Работа художника, уверяет она (отсылая к прошлому – к швейцарскому натуралисту XVI века Конраду Геснеру, к художнице и исследовательнице Марии Сибилле Мериан, которая стала для Корнелии источником вдохновения, к Мэри Эннинг, которая освоила палеонтологию самоучкой и собирала окаменелости [18]), – это способ приобрести многогранные знания об изучаемом предмете, увидеть его во всей его биологической, феноменологической и политической полноте. Живопись и графика – не просто способ выразить то, что мы видим, а дисциплина, обучающая нас видеть: видеть в широком смысле – проникать в суть. Занимаясь живописью, Корнелия может фиксировать аномалии, подмечать закономерности и взаимоотношения на основе своего архива насекомых, собранных в разных местах, осознавать, что именно эти дефекты ей уже где-то встречались: в Эстерфарнебо, Чернобыле, Селлафилде, Гундреммингене, Гааге. «Это открытие нового мира, – говорит она. – Чем дольше я вглядываюсь, чем глубже я погружаюсь в этот мир, тем теснее с ним сближаюсь». Ах, если бы жизненные обстоятельства позволяли ей целых полгода писать одного-единственного слепняка. Если бы… «Мне бы хотелось идти всё глубже, глубже и глубже…»

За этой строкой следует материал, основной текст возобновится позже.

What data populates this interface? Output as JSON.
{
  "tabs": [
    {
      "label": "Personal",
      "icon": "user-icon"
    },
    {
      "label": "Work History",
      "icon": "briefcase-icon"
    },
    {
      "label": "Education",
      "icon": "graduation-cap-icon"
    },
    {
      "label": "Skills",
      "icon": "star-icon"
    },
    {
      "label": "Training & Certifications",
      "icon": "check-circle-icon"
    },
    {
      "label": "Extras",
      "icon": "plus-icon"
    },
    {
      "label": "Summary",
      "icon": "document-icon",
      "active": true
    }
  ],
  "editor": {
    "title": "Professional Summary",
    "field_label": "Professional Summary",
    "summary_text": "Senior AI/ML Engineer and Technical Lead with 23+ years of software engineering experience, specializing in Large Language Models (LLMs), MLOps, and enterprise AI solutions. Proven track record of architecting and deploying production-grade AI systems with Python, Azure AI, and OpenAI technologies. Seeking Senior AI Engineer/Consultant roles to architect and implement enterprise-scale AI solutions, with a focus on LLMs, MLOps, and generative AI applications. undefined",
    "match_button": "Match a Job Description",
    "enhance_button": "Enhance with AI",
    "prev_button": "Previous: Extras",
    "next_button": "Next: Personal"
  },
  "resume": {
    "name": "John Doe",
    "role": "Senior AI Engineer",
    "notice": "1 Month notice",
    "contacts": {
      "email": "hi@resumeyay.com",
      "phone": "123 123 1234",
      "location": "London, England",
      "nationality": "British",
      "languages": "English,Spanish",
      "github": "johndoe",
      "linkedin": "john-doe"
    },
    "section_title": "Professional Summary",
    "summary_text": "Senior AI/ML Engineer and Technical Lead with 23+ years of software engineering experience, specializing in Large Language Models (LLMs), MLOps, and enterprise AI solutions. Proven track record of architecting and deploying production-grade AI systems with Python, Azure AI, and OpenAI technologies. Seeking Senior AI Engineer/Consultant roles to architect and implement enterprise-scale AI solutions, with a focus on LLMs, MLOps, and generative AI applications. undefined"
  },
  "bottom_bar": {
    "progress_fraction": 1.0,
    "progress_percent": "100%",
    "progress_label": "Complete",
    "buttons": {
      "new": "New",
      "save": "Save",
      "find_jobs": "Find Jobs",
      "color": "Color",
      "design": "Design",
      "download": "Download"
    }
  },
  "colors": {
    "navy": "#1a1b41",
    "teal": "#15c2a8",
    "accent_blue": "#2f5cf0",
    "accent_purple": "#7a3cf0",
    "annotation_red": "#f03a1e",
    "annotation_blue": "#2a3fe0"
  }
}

Поздний вечер. Мы поужинали и любуемся знаменитыми чернильными зарисовками луны, которые сделал Галилей. Корнелия обожает эту серию зарисовок («Это и есть искусство!»). Сделаны они в 1610 году, когда Галилей зарисовывал увиденное в телескоп, который недавно смастерил; это новаторское изобретение позволило четко разглядеть совершенно новый мир. От этих рисунков исходит аура первооткрывательства, нагоняющая клаустрофобию. Чувствуется, как Галилей торопился запечатлеть зрелище, сам не веря своим глазам («Что порождает еще большее чудо…» – удивляется он), спешил уловить неподвластные воображению текстуры прежде, чем луна повернется и они скроются во мраке и, возможно, никогда больше не станут зримыми [19]. Корнелия рассказывает мне, как коллеги Галилея рассматривали эти зарисовки увиденного им в ночном небе, но не смогли опознать объекты, которые он им показывал. Это была вовсе не та луна, которую они знали. Как могли они положиться на зрелище, которое открывалось через непостижимый для них инструмент? Они «смотрели незрячими глазами», говорит Корнелия. Они так держались за свое мировоззрение, так уютно чувствовали себя в своем мирке, что смотрели, но не видели, смотрели, но не понимали, что видят.